Lo sorprendente y esperanzador de este caso es como una empresa con un solo punto de venta haya podido crear lo que llamaría el autor bestseller de innovación Chan Kin un “océano azul”, es decir un espacio único y difícilmente imitable que no compite ni se adapta a ningún mercado, sino que crea un mercado nuevo, un mundo nuevo con sus propias circunstancias.  “Uno de los secretos es no planificar nada” afirma el creador de ACR, una especie de caos organizado donde la improvisación y la capacidad de adaptación son claves. La estrategia consiste en situar al cliente en el centro del universo ACR (un consejo: no digas que es tu cumpleaños si eres tímido). En su página web puedes hacer tu factura electrónica y pre-calcular el precio de lo que te gustaría comer antes de ir al lugar. Nada más entrar te consignan sin previo aviso todas tus pertenencias “incómodas”, sino te gusta no les pagas y después del festín que se alarga hasta la madrugada, todo lo que la gente deja olvidado se fotografía y lo cuelgan en su web.

 “Emprendí un negocio que ha sido básicamente intuitivo.
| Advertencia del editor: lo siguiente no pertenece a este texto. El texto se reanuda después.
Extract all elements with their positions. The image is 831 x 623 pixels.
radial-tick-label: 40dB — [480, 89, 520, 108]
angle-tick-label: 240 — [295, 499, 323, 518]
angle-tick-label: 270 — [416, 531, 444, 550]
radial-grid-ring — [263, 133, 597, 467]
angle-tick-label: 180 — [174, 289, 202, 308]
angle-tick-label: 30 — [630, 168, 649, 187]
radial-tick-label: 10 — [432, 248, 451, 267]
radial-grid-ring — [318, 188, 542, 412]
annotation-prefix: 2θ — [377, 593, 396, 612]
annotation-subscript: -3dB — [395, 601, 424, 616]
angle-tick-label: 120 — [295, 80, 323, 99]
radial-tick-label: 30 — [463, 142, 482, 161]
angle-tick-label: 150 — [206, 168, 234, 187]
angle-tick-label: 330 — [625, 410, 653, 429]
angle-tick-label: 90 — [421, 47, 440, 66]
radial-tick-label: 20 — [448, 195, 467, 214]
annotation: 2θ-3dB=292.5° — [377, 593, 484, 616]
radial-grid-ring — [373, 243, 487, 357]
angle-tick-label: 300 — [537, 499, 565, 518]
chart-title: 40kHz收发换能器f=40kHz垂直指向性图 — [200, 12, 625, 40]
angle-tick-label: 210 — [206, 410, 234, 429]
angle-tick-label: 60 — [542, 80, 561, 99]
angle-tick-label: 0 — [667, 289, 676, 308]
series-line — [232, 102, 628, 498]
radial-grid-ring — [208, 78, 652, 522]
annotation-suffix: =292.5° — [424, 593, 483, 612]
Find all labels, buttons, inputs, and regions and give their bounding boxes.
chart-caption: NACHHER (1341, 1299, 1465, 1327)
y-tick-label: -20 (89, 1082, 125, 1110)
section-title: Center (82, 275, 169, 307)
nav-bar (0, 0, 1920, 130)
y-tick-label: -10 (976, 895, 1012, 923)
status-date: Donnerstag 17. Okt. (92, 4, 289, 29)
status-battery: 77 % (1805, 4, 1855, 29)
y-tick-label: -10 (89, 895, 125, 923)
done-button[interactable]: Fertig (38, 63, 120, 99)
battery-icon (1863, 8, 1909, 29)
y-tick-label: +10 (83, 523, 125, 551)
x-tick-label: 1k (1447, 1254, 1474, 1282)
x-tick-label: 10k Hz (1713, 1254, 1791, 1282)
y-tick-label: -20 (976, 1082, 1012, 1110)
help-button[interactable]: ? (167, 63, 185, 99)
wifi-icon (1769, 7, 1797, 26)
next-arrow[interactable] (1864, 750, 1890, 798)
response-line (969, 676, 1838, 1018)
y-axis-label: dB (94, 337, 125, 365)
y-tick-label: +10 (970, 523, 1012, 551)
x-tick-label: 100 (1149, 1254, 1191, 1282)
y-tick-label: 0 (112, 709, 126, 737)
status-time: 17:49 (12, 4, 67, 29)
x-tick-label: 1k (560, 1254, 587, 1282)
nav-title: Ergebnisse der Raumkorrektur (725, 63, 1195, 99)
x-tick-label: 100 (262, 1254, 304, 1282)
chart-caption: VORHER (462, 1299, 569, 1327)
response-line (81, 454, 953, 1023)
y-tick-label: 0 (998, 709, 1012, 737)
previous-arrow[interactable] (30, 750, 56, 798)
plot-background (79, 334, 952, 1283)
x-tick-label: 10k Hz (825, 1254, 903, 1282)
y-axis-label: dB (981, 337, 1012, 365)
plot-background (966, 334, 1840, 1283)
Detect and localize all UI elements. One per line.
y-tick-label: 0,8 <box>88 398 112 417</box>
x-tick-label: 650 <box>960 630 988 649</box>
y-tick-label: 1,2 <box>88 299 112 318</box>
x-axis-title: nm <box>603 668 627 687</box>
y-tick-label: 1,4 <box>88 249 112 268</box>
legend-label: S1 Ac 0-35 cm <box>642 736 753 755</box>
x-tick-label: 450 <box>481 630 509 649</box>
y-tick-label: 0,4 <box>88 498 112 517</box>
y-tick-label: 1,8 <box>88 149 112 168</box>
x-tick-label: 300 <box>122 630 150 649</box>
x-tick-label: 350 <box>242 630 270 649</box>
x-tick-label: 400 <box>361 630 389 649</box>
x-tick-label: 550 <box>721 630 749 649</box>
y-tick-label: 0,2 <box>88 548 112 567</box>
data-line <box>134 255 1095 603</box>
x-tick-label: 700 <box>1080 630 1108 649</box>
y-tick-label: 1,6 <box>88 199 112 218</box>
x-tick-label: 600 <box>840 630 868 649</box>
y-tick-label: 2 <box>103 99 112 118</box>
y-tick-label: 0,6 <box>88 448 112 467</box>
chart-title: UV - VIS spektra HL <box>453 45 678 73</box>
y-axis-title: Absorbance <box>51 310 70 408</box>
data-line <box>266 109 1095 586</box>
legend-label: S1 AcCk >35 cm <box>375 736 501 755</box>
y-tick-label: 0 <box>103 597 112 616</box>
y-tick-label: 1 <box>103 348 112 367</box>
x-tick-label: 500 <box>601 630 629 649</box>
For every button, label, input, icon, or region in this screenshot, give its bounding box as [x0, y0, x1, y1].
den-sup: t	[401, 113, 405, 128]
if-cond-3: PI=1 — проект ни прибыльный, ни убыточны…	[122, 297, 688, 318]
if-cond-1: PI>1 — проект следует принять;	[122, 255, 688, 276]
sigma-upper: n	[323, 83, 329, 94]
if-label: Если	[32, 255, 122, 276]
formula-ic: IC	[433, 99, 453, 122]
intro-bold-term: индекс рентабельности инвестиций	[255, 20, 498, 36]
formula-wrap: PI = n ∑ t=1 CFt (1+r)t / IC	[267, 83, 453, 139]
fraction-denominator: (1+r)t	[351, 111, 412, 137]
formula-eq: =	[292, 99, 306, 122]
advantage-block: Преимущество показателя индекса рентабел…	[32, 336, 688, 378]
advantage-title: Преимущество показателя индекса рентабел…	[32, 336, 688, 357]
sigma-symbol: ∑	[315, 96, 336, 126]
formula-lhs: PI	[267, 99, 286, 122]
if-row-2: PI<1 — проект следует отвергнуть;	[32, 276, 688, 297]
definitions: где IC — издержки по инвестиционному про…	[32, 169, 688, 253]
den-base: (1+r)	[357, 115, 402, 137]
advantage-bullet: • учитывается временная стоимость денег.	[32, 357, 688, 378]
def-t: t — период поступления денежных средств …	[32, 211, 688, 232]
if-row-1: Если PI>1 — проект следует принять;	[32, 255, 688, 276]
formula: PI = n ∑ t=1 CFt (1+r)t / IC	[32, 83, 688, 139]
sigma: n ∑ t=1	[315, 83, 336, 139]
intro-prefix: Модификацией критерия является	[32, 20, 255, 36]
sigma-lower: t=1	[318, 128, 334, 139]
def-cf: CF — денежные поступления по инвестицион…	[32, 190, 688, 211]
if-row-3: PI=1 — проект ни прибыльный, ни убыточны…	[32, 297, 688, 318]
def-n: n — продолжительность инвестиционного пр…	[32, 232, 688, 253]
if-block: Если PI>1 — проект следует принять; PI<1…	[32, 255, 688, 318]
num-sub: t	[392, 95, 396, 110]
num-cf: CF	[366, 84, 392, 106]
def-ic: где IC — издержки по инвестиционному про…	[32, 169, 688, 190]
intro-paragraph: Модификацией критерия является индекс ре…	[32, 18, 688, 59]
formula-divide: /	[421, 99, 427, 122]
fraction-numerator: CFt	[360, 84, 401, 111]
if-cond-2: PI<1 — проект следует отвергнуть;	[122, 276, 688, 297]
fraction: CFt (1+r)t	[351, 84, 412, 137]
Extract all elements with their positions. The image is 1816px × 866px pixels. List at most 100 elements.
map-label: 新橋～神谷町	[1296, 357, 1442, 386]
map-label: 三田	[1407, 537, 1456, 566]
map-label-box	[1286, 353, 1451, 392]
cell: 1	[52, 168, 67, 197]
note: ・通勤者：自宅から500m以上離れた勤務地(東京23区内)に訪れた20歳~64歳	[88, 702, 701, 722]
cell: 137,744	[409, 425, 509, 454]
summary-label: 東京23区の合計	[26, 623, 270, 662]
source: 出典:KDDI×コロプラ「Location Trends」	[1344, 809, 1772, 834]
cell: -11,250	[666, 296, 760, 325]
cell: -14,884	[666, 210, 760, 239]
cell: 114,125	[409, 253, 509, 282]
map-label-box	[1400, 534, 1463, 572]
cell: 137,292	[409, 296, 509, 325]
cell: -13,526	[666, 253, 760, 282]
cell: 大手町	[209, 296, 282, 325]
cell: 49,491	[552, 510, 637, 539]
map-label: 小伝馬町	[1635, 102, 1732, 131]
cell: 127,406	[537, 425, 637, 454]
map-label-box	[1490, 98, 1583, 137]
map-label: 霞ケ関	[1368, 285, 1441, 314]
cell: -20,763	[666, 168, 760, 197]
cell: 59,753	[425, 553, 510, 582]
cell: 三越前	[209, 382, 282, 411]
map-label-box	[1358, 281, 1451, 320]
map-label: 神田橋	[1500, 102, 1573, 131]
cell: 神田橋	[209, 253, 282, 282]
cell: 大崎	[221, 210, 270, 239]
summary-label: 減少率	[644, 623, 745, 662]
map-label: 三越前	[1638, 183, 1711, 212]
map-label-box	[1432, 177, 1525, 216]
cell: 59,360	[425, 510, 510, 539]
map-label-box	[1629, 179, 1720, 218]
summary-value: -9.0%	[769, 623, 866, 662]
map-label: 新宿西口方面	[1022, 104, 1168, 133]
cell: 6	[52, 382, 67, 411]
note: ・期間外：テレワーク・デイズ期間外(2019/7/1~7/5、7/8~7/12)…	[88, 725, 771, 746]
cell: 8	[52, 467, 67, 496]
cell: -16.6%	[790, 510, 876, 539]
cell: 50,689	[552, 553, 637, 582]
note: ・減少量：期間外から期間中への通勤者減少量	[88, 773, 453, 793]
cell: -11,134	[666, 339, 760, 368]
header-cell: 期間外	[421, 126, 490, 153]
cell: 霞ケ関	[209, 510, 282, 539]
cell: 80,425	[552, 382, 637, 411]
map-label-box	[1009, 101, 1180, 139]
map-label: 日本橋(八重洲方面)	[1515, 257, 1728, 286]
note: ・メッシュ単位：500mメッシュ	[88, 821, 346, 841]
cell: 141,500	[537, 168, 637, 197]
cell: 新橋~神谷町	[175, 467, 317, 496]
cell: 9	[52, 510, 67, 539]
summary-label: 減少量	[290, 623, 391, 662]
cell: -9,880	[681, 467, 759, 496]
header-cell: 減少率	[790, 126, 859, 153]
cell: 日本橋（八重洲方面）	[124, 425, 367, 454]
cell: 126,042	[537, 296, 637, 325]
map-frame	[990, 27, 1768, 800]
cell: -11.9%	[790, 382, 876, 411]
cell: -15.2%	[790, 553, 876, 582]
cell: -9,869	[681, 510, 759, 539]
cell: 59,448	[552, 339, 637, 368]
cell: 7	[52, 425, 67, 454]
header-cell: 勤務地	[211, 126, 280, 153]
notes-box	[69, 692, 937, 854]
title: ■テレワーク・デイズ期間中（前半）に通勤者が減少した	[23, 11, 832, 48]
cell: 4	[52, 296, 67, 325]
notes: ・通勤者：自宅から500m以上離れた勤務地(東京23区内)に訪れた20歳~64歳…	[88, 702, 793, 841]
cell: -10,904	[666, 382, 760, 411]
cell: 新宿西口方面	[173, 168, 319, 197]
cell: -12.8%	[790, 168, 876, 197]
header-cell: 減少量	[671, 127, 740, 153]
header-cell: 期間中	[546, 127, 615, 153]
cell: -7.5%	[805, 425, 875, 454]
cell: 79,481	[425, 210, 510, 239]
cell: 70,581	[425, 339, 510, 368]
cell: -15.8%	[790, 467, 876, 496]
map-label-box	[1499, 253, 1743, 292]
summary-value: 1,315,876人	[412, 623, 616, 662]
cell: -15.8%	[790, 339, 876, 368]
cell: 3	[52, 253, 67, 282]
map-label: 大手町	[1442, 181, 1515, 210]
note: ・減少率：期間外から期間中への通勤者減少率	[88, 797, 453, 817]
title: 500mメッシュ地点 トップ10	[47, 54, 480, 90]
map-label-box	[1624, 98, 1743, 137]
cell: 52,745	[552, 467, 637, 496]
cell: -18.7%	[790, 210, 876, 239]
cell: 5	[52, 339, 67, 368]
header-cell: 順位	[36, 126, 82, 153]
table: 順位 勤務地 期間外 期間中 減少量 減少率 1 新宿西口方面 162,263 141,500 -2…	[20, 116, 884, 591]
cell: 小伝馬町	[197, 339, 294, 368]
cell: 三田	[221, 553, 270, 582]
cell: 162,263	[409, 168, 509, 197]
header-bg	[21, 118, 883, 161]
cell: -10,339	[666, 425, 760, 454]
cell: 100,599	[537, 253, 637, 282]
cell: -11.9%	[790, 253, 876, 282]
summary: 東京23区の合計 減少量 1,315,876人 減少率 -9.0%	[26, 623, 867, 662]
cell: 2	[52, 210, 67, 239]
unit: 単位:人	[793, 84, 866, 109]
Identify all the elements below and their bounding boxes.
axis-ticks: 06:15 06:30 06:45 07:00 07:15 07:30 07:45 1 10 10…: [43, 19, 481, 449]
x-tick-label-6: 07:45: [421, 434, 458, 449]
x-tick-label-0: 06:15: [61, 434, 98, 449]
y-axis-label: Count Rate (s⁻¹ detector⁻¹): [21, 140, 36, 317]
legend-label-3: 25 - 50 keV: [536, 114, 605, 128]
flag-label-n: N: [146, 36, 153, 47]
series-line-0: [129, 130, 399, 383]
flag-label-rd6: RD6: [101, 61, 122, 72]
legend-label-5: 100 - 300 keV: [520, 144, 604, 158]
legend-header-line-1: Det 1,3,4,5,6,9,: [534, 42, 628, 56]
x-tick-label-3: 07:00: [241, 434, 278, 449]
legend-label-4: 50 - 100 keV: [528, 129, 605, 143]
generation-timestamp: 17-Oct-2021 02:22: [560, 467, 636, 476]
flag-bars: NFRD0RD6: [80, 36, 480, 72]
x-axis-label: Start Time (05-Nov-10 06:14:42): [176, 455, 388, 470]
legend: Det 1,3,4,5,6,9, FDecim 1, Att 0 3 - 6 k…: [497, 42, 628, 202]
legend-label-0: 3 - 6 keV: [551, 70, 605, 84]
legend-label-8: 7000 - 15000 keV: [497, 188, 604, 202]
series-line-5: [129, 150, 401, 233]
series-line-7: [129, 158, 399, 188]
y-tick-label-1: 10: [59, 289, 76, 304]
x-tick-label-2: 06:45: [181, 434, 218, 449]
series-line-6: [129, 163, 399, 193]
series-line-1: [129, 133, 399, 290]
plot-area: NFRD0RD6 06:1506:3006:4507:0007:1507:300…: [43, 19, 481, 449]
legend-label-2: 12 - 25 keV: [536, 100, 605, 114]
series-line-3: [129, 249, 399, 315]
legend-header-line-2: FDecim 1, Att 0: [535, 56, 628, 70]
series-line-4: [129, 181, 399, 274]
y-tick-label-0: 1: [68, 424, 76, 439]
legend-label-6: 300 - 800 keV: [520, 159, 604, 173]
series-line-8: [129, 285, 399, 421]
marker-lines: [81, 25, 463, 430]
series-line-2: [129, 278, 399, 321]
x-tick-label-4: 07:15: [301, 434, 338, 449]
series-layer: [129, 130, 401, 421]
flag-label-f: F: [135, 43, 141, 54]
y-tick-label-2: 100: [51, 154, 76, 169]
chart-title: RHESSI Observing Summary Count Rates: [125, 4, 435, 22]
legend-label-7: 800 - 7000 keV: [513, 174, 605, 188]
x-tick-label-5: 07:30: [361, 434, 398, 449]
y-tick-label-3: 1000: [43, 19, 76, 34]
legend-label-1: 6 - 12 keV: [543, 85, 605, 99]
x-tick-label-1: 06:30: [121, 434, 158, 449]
El caso de esta empresa como el de muchas es el de crecer a partir de sí mismas, en un proceso muy lento y en ocasiones doloroso” manifiesta Andrés.

ACR es como el bambú japonés, un árbol cuyo crecimiento es lento, no pasa nada con la semilla durante los primeros siete años, sin embargo, durante el séptimo año, en un período de sólo seis semanas, la planta de bambú crece… ¡más de 30 metros!.

El éxito es un proceso que lleva tiempo y dedicación, primero tenemos que establecer un sólido “sistema de raíces” que nos permita crecer firmes. Cojan fuerzas y valentía, la única manera de alcanzar algo es atreviéndose a alcanzarlo y persistiendo en ello.